David Gómez Agüera - email@example.com
On 14 August 2019, at the Royal Spanish Golf Federation National Golf Centre, a pioneering project was set in motion which you are sure to hear a lot about in the near future.
To be more specific, the project involves the design and construction of a 95 kWp solar photovoltaic power installation for self-consumption, whose aim is to reduce the centre’s electricity costs via the generation of a significant part of the electricity needs through its own resources.
This electric power generation is exclusively achieved through the use of renewable energy sources, in this case, by transforming solar radiation into electricity via the photovoltaic effect. This energy source is 100% renewable and its use involves no burning of fossil fuels or production of emissions, does not contribute to the greenhouse effect or have any other harmful effect. Moreover, 100% of the plant is installed on the roofs of pre-existing buildings and facilities, so it is not necessary to take up new space, but rather the installation will be situated in places otherwise not exploited or of no real useful value.
This project was developed by the R&A Sustainability Fund together with the Royal Spanish Golf Federation in their commitment to make golf more sustainable. The R&A will be analysing the impact of the project, with the goal of promoting it as an example of sustainable environmental and economic practice to other golf courses around the world.
Image: Installation of photovoltaic solar panels on the roof of the practice range of the Royal Spanish Golf Federation National Golf Centre. The panels are arranged on a sloping structure with counterweights in such a way that is not necessary to drill holes in the roof of the building and the generation of energy is maximised by having the solar panels set out on a virtually horizontal roof.
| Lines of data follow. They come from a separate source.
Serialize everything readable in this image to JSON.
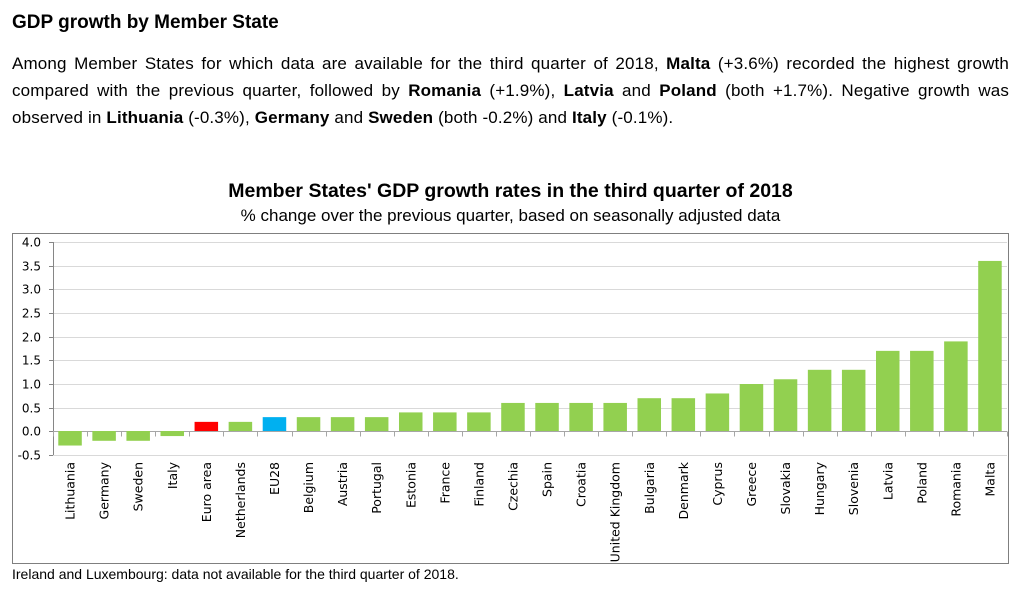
{
  "heading": "GDP growth by Member State",
  "intro": {
    "parts": [
      {
        "text": "Among Member States for which data are available for the third quarter of 2018, ",
        "bold": false
      },
      {
        "text": "Malta",
        "bold": true
      },
      {
        "text": " (+3.6%) recorded the highest growth compared with the previous quarter, followed by ",
        "bold": false
      },
      {
        "text": "Romania",
        "bold": true
      },
      {
        "text": " (+1.9%), ",
        "bold": false
      },
      {
        "text": "Latvia",
        "bold": true
      },
      {
        "text": " and ",
        "bold": false
      },
      {
        "text": "Poland",
        "bold": true
      },
      {
        "text": " (both +1.7%). Negative growth was observed in ",
        "bold": false
      },
      {
        "text": "Lithuania",
        "bold": true
      },
      {
        "text": " (-0.3%), ",
        "bold": false
      },
      {
        "text": "Germany",
        "bold": true
      },
      {
        "text": " and ",
        "bold": false
      },
      {
        "text": "Sweden",
        "bold": true
      },
      {
        "text": " (both -0.2%) and ",
        "bold": false
      },
      {
        "text": "Italy",
        "bold": true
      },
      {
        "text": " (-0.1%).",
        "bold": false
      }
    ]
  },
  "footnote": "Ireland and Luxembourg: data not available for the third quarter of 2018.",
  "colors": {
    "default_bar": "#92d050",
    "euro_area_bar": "#ff0000",
    "eu28_bar": "#00b0f0",
    "gridline": "#d9d9d9",
    "frame": "#7f7f7f"
  },
  "chart_data": {
    "type": "bar",
    "title": "Member States' GDP growth rates in the third quarter of 2018",
    "subtitle": "% change over the previous quarter, based on seasonally adjusted data",
    "xlabel": "",
    "ylabel": "",
    "ylim": [
      -0.5,
      4.0
    ],
    "yticks": [
      -0.5,
      0.0,
      0.5,
      1.0,
      1.5,
      2.0,
      2.5,
      3.0,
      3.5,
      4.0
    ],
    "grid": true,
    "legend": "none",
    "categories": [
      "Lithuania",
      "Germany",
      "Sweden",
      "Italy",
      "Euro area",
      "Netherlands",
      "EU28",
      "Belgium",
      "Austria",
      "Portugal",
      "Estonia",
      "France",
      "Finland",
      "Czechia",
      "Spain",
      "Croatia",
      "United Kingdom",
      "Bulgaria",
      "Denmark",
      "Cyprus",
      "Greece",
      "Slovakia",
      "Hungary",
      "Slovenia",
      "Latvia",
      "Poland",
      "Romania",
      "Malta"
    ],
    "values": [
      -0.3,
      -0.2,
      -0.2,
      -0.1,
      0.2,
      0.2,
      0.3,
      0.3,
      0.3,
      0.3,
      0.4,
      0.4,
      0.4,
      0.6,
      0.6,
      0.6,
      0.6,
      0.7,
      0.7,
      0.8,
      1.0,
      1.1,
      1.3,
      1.3,
      1.7,
      1.7,
      1.9,
      3.6
    ],
    "highlight": {
      "Euro area": "euro_area_bar",
      "EU28": "eu28_bar"
    }
  }
}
During the period of exploitation, the solar photovoltaic power installation will generate electricity continuously depending on the amount of incident light radiation from the sun over the course of the day, which will vary depending on the time and the weather conditions at any given moment. The electrical power generated will not be stored, but rather fed directly into the internal electrical grid for subsequent distribution to the centres of consumption which are run off this energy (mainly the pumps of the sprinkler systems and the clubhouse’s own services, the practice range and the high performance centre.
Image: record of generation vs. demand for the internal consumption of solar photovoltaic power on 29/09/2019 at the plant at the Centro de la Real Federación Española de Golf. In light green the curve for the demand and in dark green the solar generation. The ratio of internal consumption achieved on this day is 23.8%, that is, a quarter of the energy that the golf course required.
The adjustment of the size of the installation has been made to avoid the production of surplus energy (energy generated which is surplus to the demand at a particular moment) thereby optimising its investment/return ratio.
Another of the big advantages of this kind of project is that their operation and exploitation do not require the intervention of centre staff in any way, since these plants are fully monitored and controlled remotely and in addition have a central alarm system of their own which allow continuous and accurate monitoring of the operating status of all the installed equipment.
The plant is predicted to generate 154,423 kWh of electricity per year, the equivalent of the annual consumption of 20 homes. This power will be virtually totally used for the reduction of the demand for electricity by the centre from the conventional grid, representing a saving in electricity costs of a minimum of 21.4%. Furthermore, the generation of this energy using renewable sources will allow greenhouse gas emissions to be reduced by 57.68 tonnes of CO2 per year that the plant is in operation (the working life of these plants can be over 30 years), which is the equivalent of the benefits of a small forest consisting of 114 fully-grown trees.
Barely a month and a half after it started operating, this plant has already generated practically 13% of its annual target and, in practice, a reduction of 22% in the demand for electricity from the conventional grid.
The aim of this project, when all is said and done, is to serve as an example for the rest of the golf courses in Spain to show them that investing in reducing their environmental impact not only reduces energy consumption, but also improves their bottom line.
The installation has been designed and carried out by the ARESOL group, one of the longest standing business groups in the renewable energy sector in Spain with over 38 years’ experience, as well as a long list of plants installed and currently producing power. The ARESOL Group takes care of the design and the adaptation of the size of the installation, its construction and commissioning, all the paperwork involved in legalising it and its ongoing care and maintenance.